The building on the corner of Davie and Granville was most likely built in 1908, when it first appears in the street directory. There were three businesses when it was opened, the Northern Crown Bank, a Winnipeg based bank with three branches in the city and one in New Westminster who advertised with the statement “It is the only bank with a headquarters in the west. It is to the west what other banks are to the east”. It later merged into the Royal Bank, and by 1912 the Bank of Nova Scotia had taken over the Granville banking hall.
Lester’s Hall was upstairs, also identified as Lester’s Dancing Academy, and on the corner Henry W Ferguson had his druggists store. Fred W Lester, an American by birth, lived on the premises with his wife Maud and daughter Dorothy and described himself in the street directory as a Dancing Master, although in the 1911 census he is a manager and she is a teacher of dance. By 1912, as well as the bank change, the Goodyear Tire and Rubber Co had moved in and W F Shumacker was operating a bakery. It’s unclear whether the building underwent improvements at the time, or whether Lester was thinking of moving, but in 1912 Thomas Hooper designed a Dance Academy for Prof Lester to cost $75,000 on Davie Street. In 1915 R T Garrow apparently worked on Lester’s Academy. Garrow was a Seattle architect whose other Downtown design involvement was as architect of the Hotel Georgia. In 1920 W E Fenn’s Dancing Academy had taken over and Browne and Beaton ran the druggists. Later the dance hall would be known as the Cotillion Hall before the St Johns Ambulance used it.

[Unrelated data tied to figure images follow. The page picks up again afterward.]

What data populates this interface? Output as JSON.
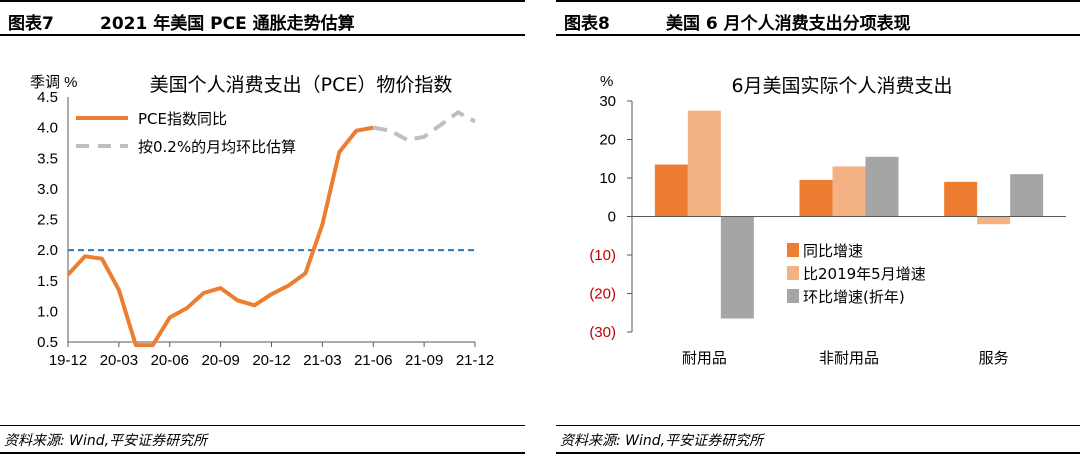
{
  "left": {
    "header_label": "图表7",
    "header_title": "2021 年美国 PCE 通胀走势估算",
    "source": "资料来源: Wind,平安证券研究所"
  },
  "right": {
    "header_label": "图表8",
    "header_title": "美国 6 月个人消费支出分项表现",
    "source": "资料来源: Wind,平安证券研究所"
  },
  "chart_data": [
    {
      "type": "line",
      "title": "美国个人消费支出（PCE）物价指数",
      "ylabel": "季调 %",
      "ylim": [
        0.5,
        4.5
      ],
      "yticks": [
        "0.5",
        "1.0",
        "1.5",
        "2.0",
        "2.5",
        "3.0",
        "3.5",
        "4.0",
        "4.5"
      ],
      "x": [
        "19-12",
        "20-01",
        "20-02",
        "20-03",
        "20-04",
        "20-05",
        "20-06",
        "20-07",
        "20-08",
        "20-09",
        "20-10",
        "20-11",
        "20-12",
        "21-01",
        "21-02",
        "21-03",
        "21-04",
        "21-05",
        "21-06",
        "21-07",
        "21-08",
        "21-09",
        "21-10",
        "21-11",
        "21-12"
      ],
      "xtick_labels": [
        "19-12",
        "20-03",
        "20-06",
        "20-09",
        "20-12",
        "21-03",
        "21-06",
        "21-09",
        "21-12"
      ],
      "reference_line": 2.0,
      "series": [
        {
          "name": "PCE指数同比",
          "color": "#ED7D31",
          "style": "solid",
          "values": [
            1.6,
            1.9,
            1.86,
            1.35,
            0.45,
            0.45,
            0.9,
            1.05,
            1.3,
            1.38,
            1.18,
            1.1,
            1.28,
            1.42,
            1.62,
            2.42,
            3.6,
            3.95,
            4.0,
            null,
            null,
            null,
            null,
            null,
            null
          ]
        },
        {
          "name": "按0.2%的月均环比估算",
          "color": "#BFBFBF",
          "style": "dashed",
          "values": [
            null,
            null,
            null,
            null,
            null,
            null,
            null,
            null,
            null,
            null,
            null,
            null,
            null,
            null,
            null,
            null,
            null,
            null,
            4.0,
            3.95,
            3.8,
            3.85,
            4.05,
            4.25,
            4.1
          ]
        }
      ],
      "legend_position": "top-left"
    },
    {
      "type": "bar",
      "title": "6月美国实际个人消费支出",
      "ylabel": "%",
      "ylim": [
        -30,
        30
      ],
      "yticks": [
        "30",
        "20",
        "10",
        "0",
        "(10)",
        "(20)",
        "(30)"
      ],
      "categories": [
        "耐用品",
        "非耐用品",
        "服务"
      ],
      "series": [
        {
          "name": "同比增速",
          "color": "#ED7D31",
          "values": [
            13.5,
            9.5,
            9.0
          ]
        },
        {
          "name": "比2019年5月增速",
          "color": "#F4B183",
          "values": [
            27.5,
            13.0,
            -2.0
          ]
        },
        {
          "name": "环比增速(折年)",
          "color": "#A5A5A5",
          "values": [
            -26.5,
            15.5,
            11.0
          ]
        }
      ],
      "legend_position": "center"
    }
  ]
}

Next door Walter Hepburn built the ubiquitous Parr and Fee’s design of the Granville Palace Hotel in 1909 for the Granville Land and Loan Co at a cost of $90,000. A year later the company spent another $15,500 adding a further storey. It appeared in the street directory for the first time in 1911, managed by A J Paterson and R M Morgan. S C Slattery had the Granville Palace Cafe in the front of the hotel. Vic Rollins sold his share in the Cranbrook Hotel in 1910 and the following year he moved to Vancouver to take ownership of the Granville Palace Hotel.
A Judson Paterson was from Toronto, had worked as a telegraph operator and spent fourteen years with C P R’s Trans-Pacific Steamship Service. The Granville Land and Loan company who built the hotel was likely to be his idea as he was both Managing director and secretary-treasurer, and it was obviously successful as he lived in Shaughnessy Heights. Over the years the hotel became the Hotel Austin (as seen here in 1928) right through to the 1980s, and most recently the Ramada. The site on the corner of Davie was vacant for many years after the building burned down in 1969 – it may have been the first example of a “meanwhile park” after the site was cleared. In 1998 a new low, but rather elegantly designed retail store was completed to the design of W T Leung.